All systems have vulnerabilities, either in the technology from which they are constructed or in the behaviors of the people who use them.
The Build Security In Guidelines is a taxonomy of mid-level engineering concerns that were derived from the vulnerability database accumulated by the CERT® Coordination Center over its 15-year history. In general, these concerns are less abstract than the Build Security In Principles—which are intended to be enduring top-level concerns—and more abstract than the Build Security In Coding Rules—which are intended to be precise, specific implementation advice.
Assume that Technology Will Contain Vulnerabilities
Validate All Input as Precisely as Possible
Use All Security Mechanisms Correctly
Do Not Allow Your System to Ever Use or Depend on Language Behaviors that Are "Undefined"
In every phase of a system's development, under particular conditions, features added—or omitted—can introduce security vulnerabilities.

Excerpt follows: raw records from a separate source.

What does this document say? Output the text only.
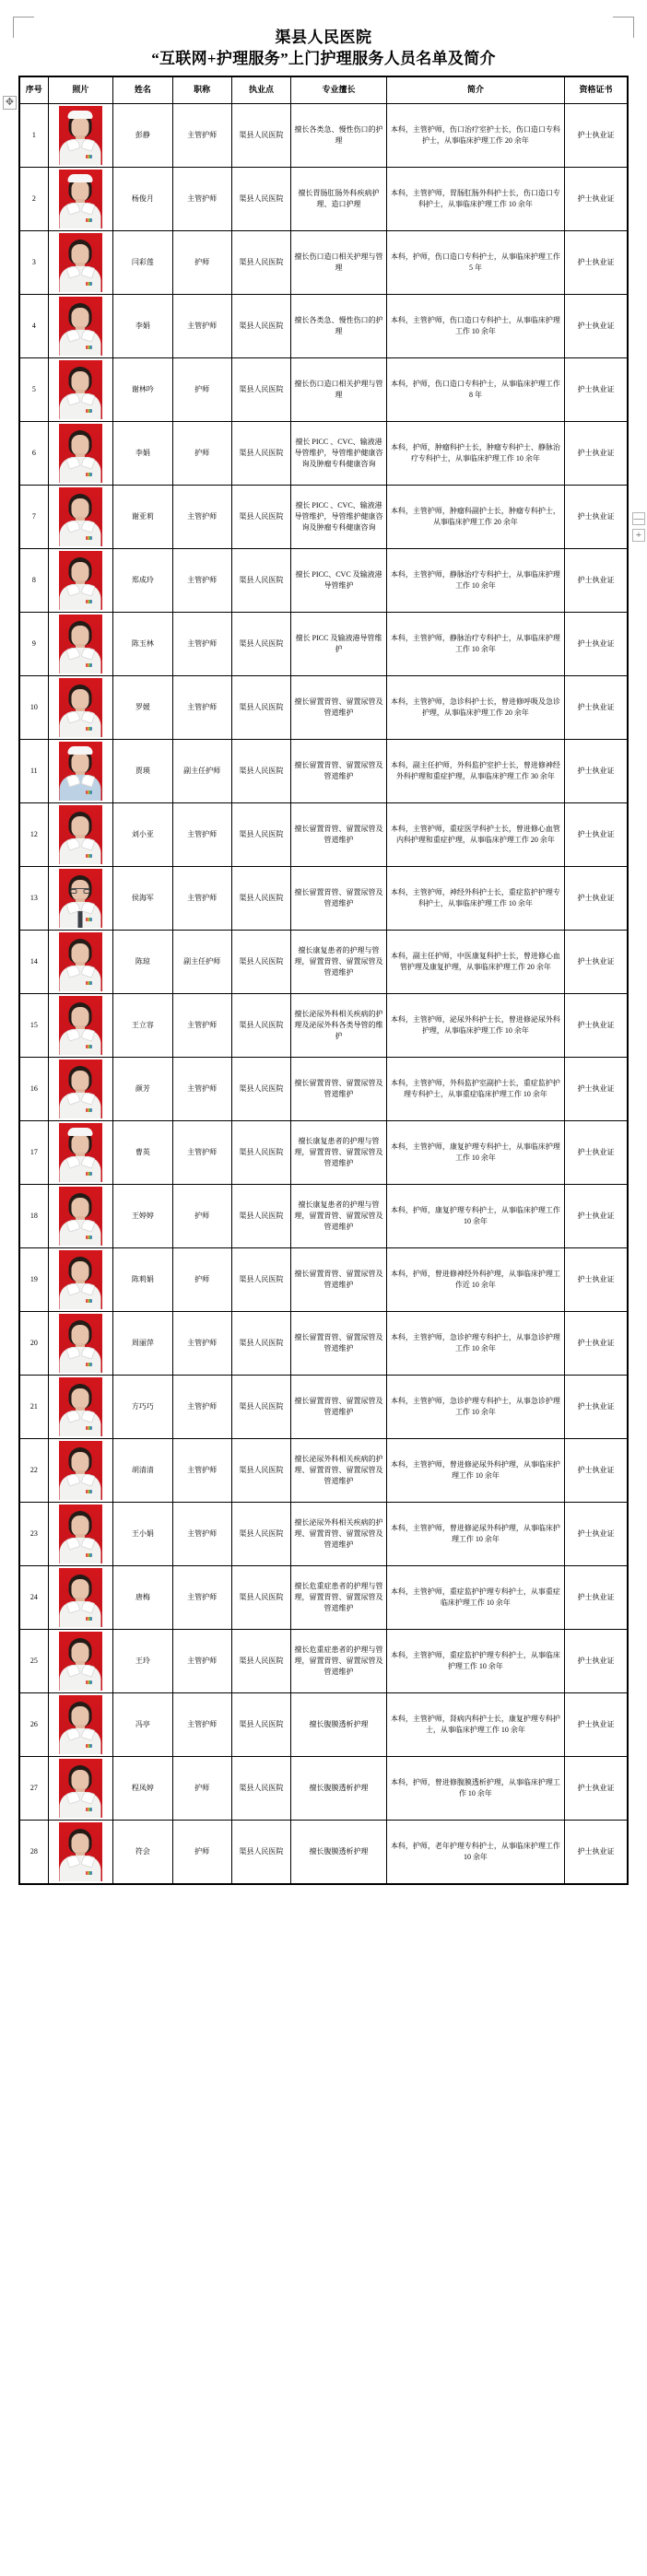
✥
—
+
渠县人民医院
“互联网+护理服务”上门护理服务人员名单及简介
序号	照片	姓名	职称	执业点	专业擅长	简介	资格证书
1		彭静	主管护师	渠县人民医院	擅长各类急、慢性伤口的护理	本科，主管护师，伤口治疗室护士长，伤口造口专科护士，从事临床护理工作 20 余年	护士执业证
2		杨俊月	主管护师	渠县人民医院	擅长胃肠肛肠外科疾病护理、造口护理	本科，主管护师，胃肠肛肠外科护士长，伤口造口专科护士，从事临床护理工作 10 余年	护士执业证
3		闫彩莲	护师	渠县人民医院	擅长伤口造口相关护理与管理	本科，护师，伤口造口专科护士，从事临床护理工作 5 年	护士执业证
4		李娟	主管护师	渠县人民医院	擅长各类急、慢性伤口的护理	本科，主管护师，伤口造口专科护士，从事临床护理工作 10 余年	护士执业证
5		谢林吟	护师	渠县人民医院	擅长伤口造口相关护理与管理	本科，护师，伤口造口专科护士，从事临床护理工作 8 年	护士执业证
6		李娟	护师	渠县人民医院	擅长 PICC 、CVC、输液港导管维护，导管维护健康咨询及肿瘤专科健康咨询	本科，护师，肿瘤科护士长，肿瘤专科护士、静脉治疗专科护士，从事临床护理工作 10 余年	护士执业证
7		谢亚莉	主管护师	渠县人民医院	擅长 PICC 、CVC、输液港导管维护，导管维护健康咨询及肿瘤专科健康咨询	本科，主管护师，肿瘤科副护士长，肿瘤专科护士，从事临床护理工作 20 余年	护士执业证
8		郑成玲	主管护师	渠县人民医院	擅长 PICC、CVC 及输液港导管维护	本科，主管护师，静脉治疗专科护士，从事临床护理工作 10 余年	护士执业证
9		陈玉林	主管护师	渠县人民医院	擅长 PICC 及输液港导管维护	本科，主管护师，静脉治疗专科护士，从事临床护理工作 10 余年	护士执业证
10		罗媛	主管护师	渠县人民医院	擅长留置胃管、留置尿管及管道维护	本科，主管护师，急诊科护士长，曾进修呼吸及急诊护理，从事临床护理工作 20 余年	护士执业证
11		贾瑛	副主任护师	渠县人民医院	擅长留置胃管、留置尿管及管道维护	本科，副主任护师，外科监护室护士长，曾进修神经外科护理和重症护理，从事临床护理工作 30 余年	护士执业证
12		刘小亚	主管护师	渠县人民医院	擅长留置胃管、留置尿管及管道维护	本科，主管护师，重症医学科护士长，曾进修心血管内科护理和重症护理，从事临床护理工作 20 余年	护士执业证
13		侯海军	主管护师	渠县人民医院	擅长留置胃管、留置尿管及管道维护	本科，主管护师，神经外科护士长，重症监护护理专科护士，从事临床护理工作 10 余年	护士执业证
14		陈琼	副主任护师	渠县人民医院	擅长康复患者的护理与管理，留置胃管、留置尿管及管道维护	本科，副主任护师，中医康复科护士长，曾进修心血管护理及康复护理，从事临床护理工作 20 余年	护士执业证
15		王立容	主管护师	渠县人民医院	擅长泌尿外科相关疾病的护理及泌尿外科各类导管的维护	本科，主管护师，泌尿外科护士长，曾进修泌尿外科护理，从事临床护理工作 10 余年	护士执业证
16		颜芳	主管护师	渠县人民医院	擅长留置胃管、留置尿管及管道维护	本科，主管护师，外科监护室副护士长，重症监护护理专科护士，从事重症临床护理工作 10 余年	护士执业证
17		曹英	主管护师	渠县人民医院	擅长康复患者的护理与管理，留置胃管、留置尿管及管道维护	本科，主管护师，康复护理专科护士，从事临床护理工作 10 余年	护士执业证
18		王婷婷	护师	渠县人民医院	擅长康复患者的护理与管理，留置胃管、留置尿管及管道维护	本科，护师，康复护理专科护士，从事临床护理工作 10 余年	护士执业证
19		陈莉娟	护师	渠县人民医院	擅长留置胃管、留置尿管及管道维护	本科，护师，曾进修神经外科护理，从事临床护理工作近 10 余年	护士执业证
20		周丽萍	主管护师	渠县人民医院	擅长留置胃管、留置尿管及管道维护	本科，主管护师，急诊护理专科护士，从事急诊护理工作 10 余年	护士执业证
21		方巧巧	主管护师	渠县人民医院	擅长留置胃管、留置尿管及管道维护	本科，主管护师，急诊护理专科护士，从事急诊护理工作 10 余年	护士执业证
22		胡清清	主管护师	渠县人民医院	擅长泌尿外科相关疾病的护理、留置胃管、留置尿管及管道维护	本科，主管护师，曾进修泌尿外科护理，从事临床护理工作 10 余年	护士执业证
23		王小娟	主管护师	渠县人民医院	擅长泌尿外科相关疾病的护理、留置胃管、留置尿管及管道维护	本科，主管护师，曾进修泌尿外科护理，从事临床护理工作 10 余年	护士执业证
24		唐梅	主管护师	渠县人民医院	擅长危重症患者的护理与管理，留置胃管、留置尿管及管道维护	本科，主管护师，重症监护护理专科护士，从事重症临床护理工作 10 余年	护士执业证
25		王玲	主管护师	渠县人民医院	擅长危重症患者的护理与管理，留置胃管、留置尿管及管道维护	本科，主管护师，重症监护护理专科护士，从事临床护理工作 10 余年	护士执业证
26		冯亭	主管护师	渠县人民医院	擅长腹膜透析护理	本科，主管护师，肾病内科护士长，康复护理专科护士，从事临床护理工作 10 余年	护士执业证
27		程凤婷	护师	渠县人民医院	擅长腹膜透析护理	本科，护师，曾进修腹膜透析护理，从事临床护理工作 10 余年	护士执业证
28		符会	护师	渠县人民医院	擅长腹膜透析护理	本科，护师，老年护理专科护士，从事临床护理工作 10 余年	护士执业证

To produce a safe and secure system, the competent, security-conscious engineer must
learn the meaning of software assurance and be knowledgeable in the practice of supporting techniques,
recognize the security implications of all functional requirements,
recognize the security implications of missing requirements,
recognize emergent behaviors in the system that have security implications,
recognize the implications of an evolving deployment environment on the system,
translate those implications into additional system requirements,
design features to meet those requirements,
recognize the security implications of the included and omitted features,
add, modify, or remove features accordingly,
recognize the security implications of the system's implementation,
correct any defects in the implementation,
understand how to test the system for compliance with security requirements, and
be able to use software assurance techniques to demonstrate the assurance attributes of the system.
A failure in any of these, and more, can leave the system with security vulnerabilities.